Asia’s secondaries market is coming of age in more ways than one, with growing structural sophistication and a host of opportunities for proactive players in the space.
The region’s current supply generally involves funds with vintages between 2007 and 2012, which are rapidly approaching maturity. Commitments in these funds are larger in size than those commitments made in the pre-2007 era, and are more diverse both in terms of geography and fund manager type. Once seen as coming from esoteric managers or large Pan-Asia funds and few in between, they now comprise a vast array of country-focused fund secondaries opportunities, particularly in the mid-market space.
For market participants, this requires a nuanced understanding of the six private equity market-relevant economies: China, India, South-East Asia, Australia, Japan and South Korea – and an appreciation for each opportunity independently.
The skillset of a secondaries buyer now leans more towards capturing information asymmetry and creating information advantage. Gone are the days of deep discounts to lock in profit on day one. We are seeing transactions in Asia range between a premium to NAV of 5 percent to discounts in the high teens, with very little transacting outside of this band. Today it’s all about buying well – which in practice is extremely difficult to execute.
In Asia, having some degree of geographical and sectorial expertise is therefore a determinant factor towards how successful an operator can be. A range of variables – regulatory volatility, exchange listing rule changes, accounting policy differences, valuation discrepancies or poor GP reporting quality, to name a few – mean investors in Asian secondaries need to be savvier than their western counterparts. Some see these as risks, while others see them as opportunities; it’s a double-edged sword.
In Japan, different accounting principles can be a challenge. J-GAAP can make it difficult for GPs to mark-up valuations unless a completed M&A valuation or up-round event occurs, and dual-currency vehicles may find valuation differences between a yen-denominated fund with J-GAAP accounting versus its US dollar-denominated counterpart of the same fund series. Secondaries buyers need to go the extra mile during diligence to ascertain true value, but this could mean that having local currency capability allows investors to take advantage of special situations.
Another regulatory challenge has surfaced this year in China, where listing rules have capped public sale of stock by an investor at a maximum percentage of not more than 12 percent per annum. Secondaries buyers need to be attuned to sudden regulatory changes like this that can drastically change the outcome of pricing exit expectations overnight, particularly deals in process.
As Asian banks’ and managers’ appetite for global private equity grows, many sellers are selectively liquidating a portion of their maturing portfolio in order to re-deploy this capital to take part in a new wave of global private equity or venture capital commitments. Partial exposures are thus becoming more common as investors seek liquidity to dip their toe from one pool to another.
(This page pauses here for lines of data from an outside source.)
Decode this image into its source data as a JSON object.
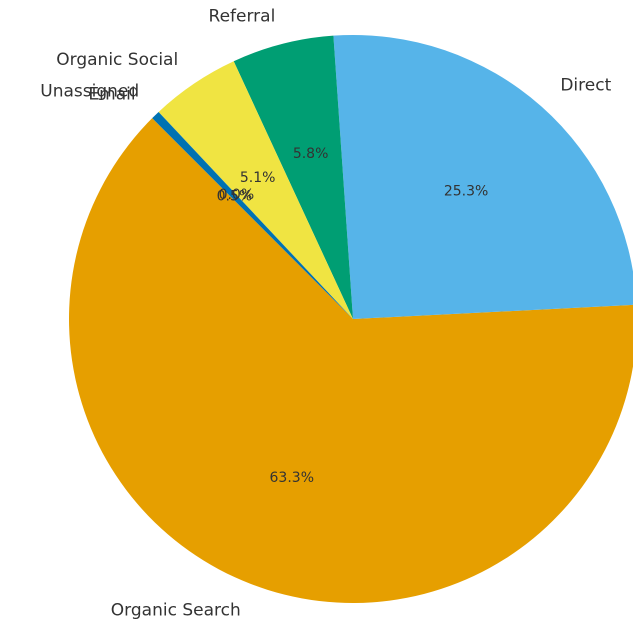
{
  "chart_data": {
    "type": "pie",
    "title": "",
    "start_angle_deg": 135,
    "direction": "counterclockwise",
    "slices": [
      {
        "label": "Organic Search",
        "value": 63.3,
        "pct_text": "63.3%",
        "color": "#E69F00"
      },
      {
        "label": "Direct",
        "value": 25.3,
        "pct_text": "25.3%",
        "color": "#56B4E9"
      },
      {
        "label": "Referral",
        "value": 5.8,
        "pct_text": "5.8%",
        "color": "#009E73"
      },
      {
        "label": "Organic Social",
        "value": 5.1,
        "pct_text": "5.1%",
        "color": "#F0E442"
      },
      {
        "label": "Unassigned",
        "value": 0.0,
        "pct_text": "0.0%",
        "color": "#0072B2"
      },
      {
        "label": "Email",
        "value": 0.5,
        "pct_text": "0.5%",
        "color": "#0072B2"
      }
    ]
  }
}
In Australia, we are seeing asset managers and superannuations consider selling their private equity exposures on an opportunistic basis. This comes amid the country’s regulatory requirement to report management expense ratios, encompassing management fees across all asset classes paid to underlying fund managers. Since commitments to private equity managers drive up average reported MERs considerably, there has been intense competition and pressure among asset managers to lower MERs for other products such as fixed income. As such, MERs have been a driver of secondaries selling in Australia for some time.
This year, we are seeing a refocus on opportunistic selling that takes advantage of the current seller’s markets in secondaries. Atlantic-Pacific worked on a transaction to assist an Australian asset manager re-balance its portfolio via secondaries this year.
Having been active in Asian secondaries over the last decade, at Atlantic-Pacific we have seen structures become increasingly creative and sophisticated; secondaries players have become more proactive in gaining sectorial or geographical advantages. In this year alone, Atlantic-Pacific has represented Asian sellers aggregating over $600 million in NAV. As investors’ primary allocation to Asia now typically targets 20 percent – up from the 5-10 percent that used to be the norm – secondaries will continue to become a staple of the private equity landscape, and are poised to grow two to threefold over the next decade.
Charles Wan is a principal at Atlantic-Pacific responsible for deal origination, execution and product distribution across Asia. He leads the Asia office’s origination and due diligence activities relating to its primary capital raising and secondary transactions in the region and has prior experience at Pomona Capital in Hong Kong.